For most people as well as companies, a huge amount of effort goes into managing a so called “online presence”. From the social side, users of Facebook like to keep in touch with their friends/family. Companies are out there trying to get the word out about new products or services and trying to get the discussion going between them and their potential customers. However the capabilities of social media do not stop there and in fact could cause a huge change in how companies conduct business.
I was reading an article on the train one morning about Twitter and something came of interest. Now there is a whole load of topics that get discussed in that system, ranging from the mundane like what people are eating, to new music, products and more. This particular article was about using these conversations, or “tweets” to determine facts and figures in the film industry. The algorithm created was designed to guess how much the box-office would take for a given film; I wont bore you with the details, look at the article instead here. Long story short, they managed to get figures amazingly close to the actual box-office takings.
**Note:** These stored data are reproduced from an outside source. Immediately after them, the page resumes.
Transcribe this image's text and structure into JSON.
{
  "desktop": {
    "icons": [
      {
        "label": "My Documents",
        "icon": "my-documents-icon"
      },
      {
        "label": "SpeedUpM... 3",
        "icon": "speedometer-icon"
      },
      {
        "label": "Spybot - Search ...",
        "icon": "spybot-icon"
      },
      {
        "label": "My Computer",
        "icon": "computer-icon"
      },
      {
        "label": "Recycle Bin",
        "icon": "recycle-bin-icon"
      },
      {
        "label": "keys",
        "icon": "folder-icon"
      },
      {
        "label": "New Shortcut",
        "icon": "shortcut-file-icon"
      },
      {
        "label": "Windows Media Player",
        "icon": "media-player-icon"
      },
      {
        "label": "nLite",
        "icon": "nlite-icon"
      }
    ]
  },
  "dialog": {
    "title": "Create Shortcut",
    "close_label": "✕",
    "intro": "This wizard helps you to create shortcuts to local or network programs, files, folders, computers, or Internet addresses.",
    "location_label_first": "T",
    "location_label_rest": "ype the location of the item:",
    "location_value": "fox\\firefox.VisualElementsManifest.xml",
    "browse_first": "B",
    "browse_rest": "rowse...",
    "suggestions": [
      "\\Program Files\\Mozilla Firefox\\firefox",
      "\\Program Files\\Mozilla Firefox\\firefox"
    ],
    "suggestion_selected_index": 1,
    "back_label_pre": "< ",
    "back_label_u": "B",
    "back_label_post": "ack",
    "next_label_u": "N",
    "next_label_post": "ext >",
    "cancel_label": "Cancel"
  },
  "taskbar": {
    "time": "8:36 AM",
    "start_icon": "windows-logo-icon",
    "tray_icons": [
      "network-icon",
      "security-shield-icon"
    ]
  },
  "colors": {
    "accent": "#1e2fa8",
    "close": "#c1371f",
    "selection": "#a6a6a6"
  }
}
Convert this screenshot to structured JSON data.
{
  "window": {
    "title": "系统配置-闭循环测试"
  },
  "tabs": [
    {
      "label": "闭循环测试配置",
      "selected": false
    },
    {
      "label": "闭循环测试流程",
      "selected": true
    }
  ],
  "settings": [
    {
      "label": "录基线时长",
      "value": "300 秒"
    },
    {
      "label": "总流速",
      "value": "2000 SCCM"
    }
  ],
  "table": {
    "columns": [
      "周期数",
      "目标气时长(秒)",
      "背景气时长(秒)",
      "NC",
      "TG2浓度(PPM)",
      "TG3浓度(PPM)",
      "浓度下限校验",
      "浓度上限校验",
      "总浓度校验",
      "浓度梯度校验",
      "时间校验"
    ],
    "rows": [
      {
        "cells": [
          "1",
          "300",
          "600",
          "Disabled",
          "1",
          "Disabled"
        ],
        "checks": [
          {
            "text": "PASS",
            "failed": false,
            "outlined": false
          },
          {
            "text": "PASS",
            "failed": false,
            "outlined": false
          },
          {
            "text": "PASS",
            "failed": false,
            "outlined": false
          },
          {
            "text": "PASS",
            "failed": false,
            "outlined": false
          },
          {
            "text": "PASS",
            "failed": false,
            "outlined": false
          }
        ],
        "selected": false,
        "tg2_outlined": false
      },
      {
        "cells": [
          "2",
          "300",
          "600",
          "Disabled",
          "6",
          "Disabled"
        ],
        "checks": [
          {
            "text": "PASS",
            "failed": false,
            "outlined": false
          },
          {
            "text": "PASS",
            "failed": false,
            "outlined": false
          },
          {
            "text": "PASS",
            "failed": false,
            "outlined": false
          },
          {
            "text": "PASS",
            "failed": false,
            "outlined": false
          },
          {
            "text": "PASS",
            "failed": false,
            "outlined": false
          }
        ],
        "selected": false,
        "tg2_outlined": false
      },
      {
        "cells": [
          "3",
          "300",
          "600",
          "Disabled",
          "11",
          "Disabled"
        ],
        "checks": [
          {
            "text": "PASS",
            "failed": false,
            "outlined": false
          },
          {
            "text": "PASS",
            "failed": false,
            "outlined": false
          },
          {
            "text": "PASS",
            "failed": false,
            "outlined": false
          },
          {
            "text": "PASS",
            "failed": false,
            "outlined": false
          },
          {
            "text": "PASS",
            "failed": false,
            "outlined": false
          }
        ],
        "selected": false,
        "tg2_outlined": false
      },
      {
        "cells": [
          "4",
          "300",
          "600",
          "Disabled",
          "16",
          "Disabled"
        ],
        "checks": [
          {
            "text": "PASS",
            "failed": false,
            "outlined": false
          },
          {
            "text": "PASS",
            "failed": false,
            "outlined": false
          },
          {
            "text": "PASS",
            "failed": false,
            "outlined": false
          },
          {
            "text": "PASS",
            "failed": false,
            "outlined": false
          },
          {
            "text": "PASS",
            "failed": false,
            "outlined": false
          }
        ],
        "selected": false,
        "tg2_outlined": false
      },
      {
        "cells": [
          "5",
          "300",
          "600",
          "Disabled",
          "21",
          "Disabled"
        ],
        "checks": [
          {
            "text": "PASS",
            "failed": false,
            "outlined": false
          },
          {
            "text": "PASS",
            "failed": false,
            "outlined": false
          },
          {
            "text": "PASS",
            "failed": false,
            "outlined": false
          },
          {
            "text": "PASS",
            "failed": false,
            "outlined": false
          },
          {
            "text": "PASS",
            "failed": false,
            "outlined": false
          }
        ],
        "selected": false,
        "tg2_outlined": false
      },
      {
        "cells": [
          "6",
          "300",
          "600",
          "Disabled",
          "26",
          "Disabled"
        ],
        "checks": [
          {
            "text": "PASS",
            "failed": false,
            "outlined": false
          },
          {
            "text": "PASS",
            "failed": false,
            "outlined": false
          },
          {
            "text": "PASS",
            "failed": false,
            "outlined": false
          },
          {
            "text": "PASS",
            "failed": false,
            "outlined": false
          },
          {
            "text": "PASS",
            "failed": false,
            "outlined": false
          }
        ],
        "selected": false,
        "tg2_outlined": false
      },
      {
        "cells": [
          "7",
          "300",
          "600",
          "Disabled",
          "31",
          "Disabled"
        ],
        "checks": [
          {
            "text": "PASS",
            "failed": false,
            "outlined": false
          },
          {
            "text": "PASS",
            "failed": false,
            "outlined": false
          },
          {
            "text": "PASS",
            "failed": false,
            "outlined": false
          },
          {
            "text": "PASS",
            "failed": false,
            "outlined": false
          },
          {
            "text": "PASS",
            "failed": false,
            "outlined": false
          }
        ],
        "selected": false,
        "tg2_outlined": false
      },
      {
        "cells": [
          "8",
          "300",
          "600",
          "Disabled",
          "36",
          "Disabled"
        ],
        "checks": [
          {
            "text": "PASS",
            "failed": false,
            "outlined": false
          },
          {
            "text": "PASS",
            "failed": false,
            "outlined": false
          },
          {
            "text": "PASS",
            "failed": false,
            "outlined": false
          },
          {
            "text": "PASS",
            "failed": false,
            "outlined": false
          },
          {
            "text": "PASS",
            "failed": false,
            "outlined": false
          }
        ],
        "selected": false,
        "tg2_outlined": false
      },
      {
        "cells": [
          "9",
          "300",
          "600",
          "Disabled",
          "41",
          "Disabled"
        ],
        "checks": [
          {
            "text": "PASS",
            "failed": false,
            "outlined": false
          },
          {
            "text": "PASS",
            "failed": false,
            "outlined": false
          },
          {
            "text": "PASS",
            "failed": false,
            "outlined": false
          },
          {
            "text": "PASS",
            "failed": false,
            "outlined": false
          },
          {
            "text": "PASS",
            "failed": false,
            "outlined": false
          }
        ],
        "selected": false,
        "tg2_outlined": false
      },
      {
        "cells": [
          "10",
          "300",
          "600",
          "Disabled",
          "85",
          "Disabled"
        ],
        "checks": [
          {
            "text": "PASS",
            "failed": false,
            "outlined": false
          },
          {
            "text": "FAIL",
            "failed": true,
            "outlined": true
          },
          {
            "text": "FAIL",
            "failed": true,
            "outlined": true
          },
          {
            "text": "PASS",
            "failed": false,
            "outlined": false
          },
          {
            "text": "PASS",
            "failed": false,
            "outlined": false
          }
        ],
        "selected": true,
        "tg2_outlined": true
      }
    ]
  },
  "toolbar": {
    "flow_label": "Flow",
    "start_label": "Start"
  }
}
With the UK elections coming up, there is a lot of discussion about using a similar system to try and predict the results of the election. Unfortunately, and from yet another article, political parties currently seem incapable of using the internet to its full potential to put the word out there and gauge public opinion. Maybe something they should look into this the next time around.
Twitter have been discussing the idea of putting out paid ads, or “promoted tweets” as they are calling it. Now there is the problem of how to charge for these “promoted tweets” and up until now, most internet advertising has been done on a pay-per-click or the slightly obsolete pay-per-view. Twitter it seems is going to be tapping into the Collective-Thought pool to determine the success of these ads and then calculate the appropriate cost due. Some companies may not be ready for the “pay-per-resonance” method of charging but I believe it is just as powerful, if not more so than the popular pay-per-click. Also at the same time, a company would be getting feedback about what makes their advert good or bad and could adjust accordingly. Web 3.0, lets utilise the power!